To find the volume flow rate of the petroleum along the pipe, we can use the formula:
Q = A1 * V1 = A2 * V2
where:
Q is the volume flow rate,
A1 and A2 are the cross-sectional areas of the pipe at the wellhead and refinery respectively,
V1 and V2 are the flow speeds at the wellhead and refinery respectively.

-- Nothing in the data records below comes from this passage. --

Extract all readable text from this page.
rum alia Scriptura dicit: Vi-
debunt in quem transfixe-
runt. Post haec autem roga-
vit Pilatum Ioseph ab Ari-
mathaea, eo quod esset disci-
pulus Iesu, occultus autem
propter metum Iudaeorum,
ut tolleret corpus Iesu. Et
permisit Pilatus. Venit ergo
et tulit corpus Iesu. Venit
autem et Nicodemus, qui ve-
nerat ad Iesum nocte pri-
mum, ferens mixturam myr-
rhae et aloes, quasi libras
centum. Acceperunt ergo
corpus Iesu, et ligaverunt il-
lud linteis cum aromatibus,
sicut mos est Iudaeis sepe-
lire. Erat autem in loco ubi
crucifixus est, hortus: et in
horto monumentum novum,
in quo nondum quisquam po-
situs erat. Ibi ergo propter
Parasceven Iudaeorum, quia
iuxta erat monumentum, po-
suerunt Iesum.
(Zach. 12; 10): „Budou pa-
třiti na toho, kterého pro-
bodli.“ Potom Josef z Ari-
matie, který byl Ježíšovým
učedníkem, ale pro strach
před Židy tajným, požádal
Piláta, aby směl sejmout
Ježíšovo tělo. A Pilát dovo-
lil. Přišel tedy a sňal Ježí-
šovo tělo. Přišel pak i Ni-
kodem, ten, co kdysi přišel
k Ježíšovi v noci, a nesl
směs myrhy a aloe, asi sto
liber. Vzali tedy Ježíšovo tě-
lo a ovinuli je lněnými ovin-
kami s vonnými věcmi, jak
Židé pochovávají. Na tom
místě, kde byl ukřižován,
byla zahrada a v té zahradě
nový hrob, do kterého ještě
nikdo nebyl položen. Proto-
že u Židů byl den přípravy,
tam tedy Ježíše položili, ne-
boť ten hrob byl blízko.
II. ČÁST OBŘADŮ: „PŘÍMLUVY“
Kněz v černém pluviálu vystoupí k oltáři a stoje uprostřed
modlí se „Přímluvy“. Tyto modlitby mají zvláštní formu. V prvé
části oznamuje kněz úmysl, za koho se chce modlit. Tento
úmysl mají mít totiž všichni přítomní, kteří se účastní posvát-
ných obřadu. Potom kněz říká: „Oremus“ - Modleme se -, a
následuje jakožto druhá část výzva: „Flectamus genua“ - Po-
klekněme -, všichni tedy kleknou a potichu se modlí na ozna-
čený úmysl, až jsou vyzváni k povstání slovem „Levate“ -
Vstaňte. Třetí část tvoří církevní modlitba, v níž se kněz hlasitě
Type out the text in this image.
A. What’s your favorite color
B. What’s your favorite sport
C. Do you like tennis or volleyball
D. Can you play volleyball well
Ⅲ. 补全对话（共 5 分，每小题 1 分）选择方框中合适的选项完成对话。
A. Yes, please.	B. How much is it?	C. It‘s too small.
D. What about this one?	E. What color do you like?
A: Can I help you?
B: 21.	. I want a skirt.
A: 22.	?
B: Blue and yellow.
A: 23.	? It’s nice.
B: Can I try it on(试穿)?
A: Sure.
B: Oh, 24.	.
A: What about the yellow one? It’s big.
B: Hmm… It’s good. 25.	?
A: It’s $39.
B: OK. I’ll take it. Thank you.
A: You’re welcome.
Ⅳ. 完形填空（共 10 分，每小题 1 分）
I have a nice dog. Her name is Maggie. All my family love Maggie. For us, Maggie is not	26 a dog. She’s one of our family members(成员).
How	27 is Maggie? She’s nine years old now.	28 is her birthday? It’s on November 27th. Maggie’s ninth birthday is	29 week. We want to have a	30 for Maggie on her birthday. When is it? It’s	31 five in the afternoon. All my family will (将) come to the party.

First, let's calculate the cross-sectional area of the pipe at the wellhead. The formula for the area of a circle is:
A = π * r^2
where:
A is the area,
r is the radius of the circle.
Since we have the diameter at the wellhead, we can find the radius by dividing it by 2:
r1 = 0.563 m / 2 = 0.2815 m
Now, we can calculate the area at the wellhead:
A1 = π * r1^2 = π * (0.2815 m)^2
Next, we can use the formula for volume flow rate to calculate the volume flow rate at the wellhead:
Q = A1 * V1 = (π * (0.2815 m)^2) * 13.5 m/s
Next, let's find the diameter of the pipe at the refinery. Again, we can calculate the radius by dividing the diameter at the refinery by 2:
r2 = d2 / 2 = ? / 2
We need to find the unknown diameter at the refinery (d2). To do this, we can rearrange the equation for volume flow rate:
A2 = Q / V2
Now, we can calculate the area at the refinery:
A2 = Q / V2 = ? / 5.65 m/s
Finally, we can use the formula for the area of a circle to find the diameter at the refinery:
d2 = 2 * r2 = 2 * sqrt(A2 / π)
Now that we have explained how to find the volume flow rate and the diameter at the refinery, you can plug in the known values and calculate the answers.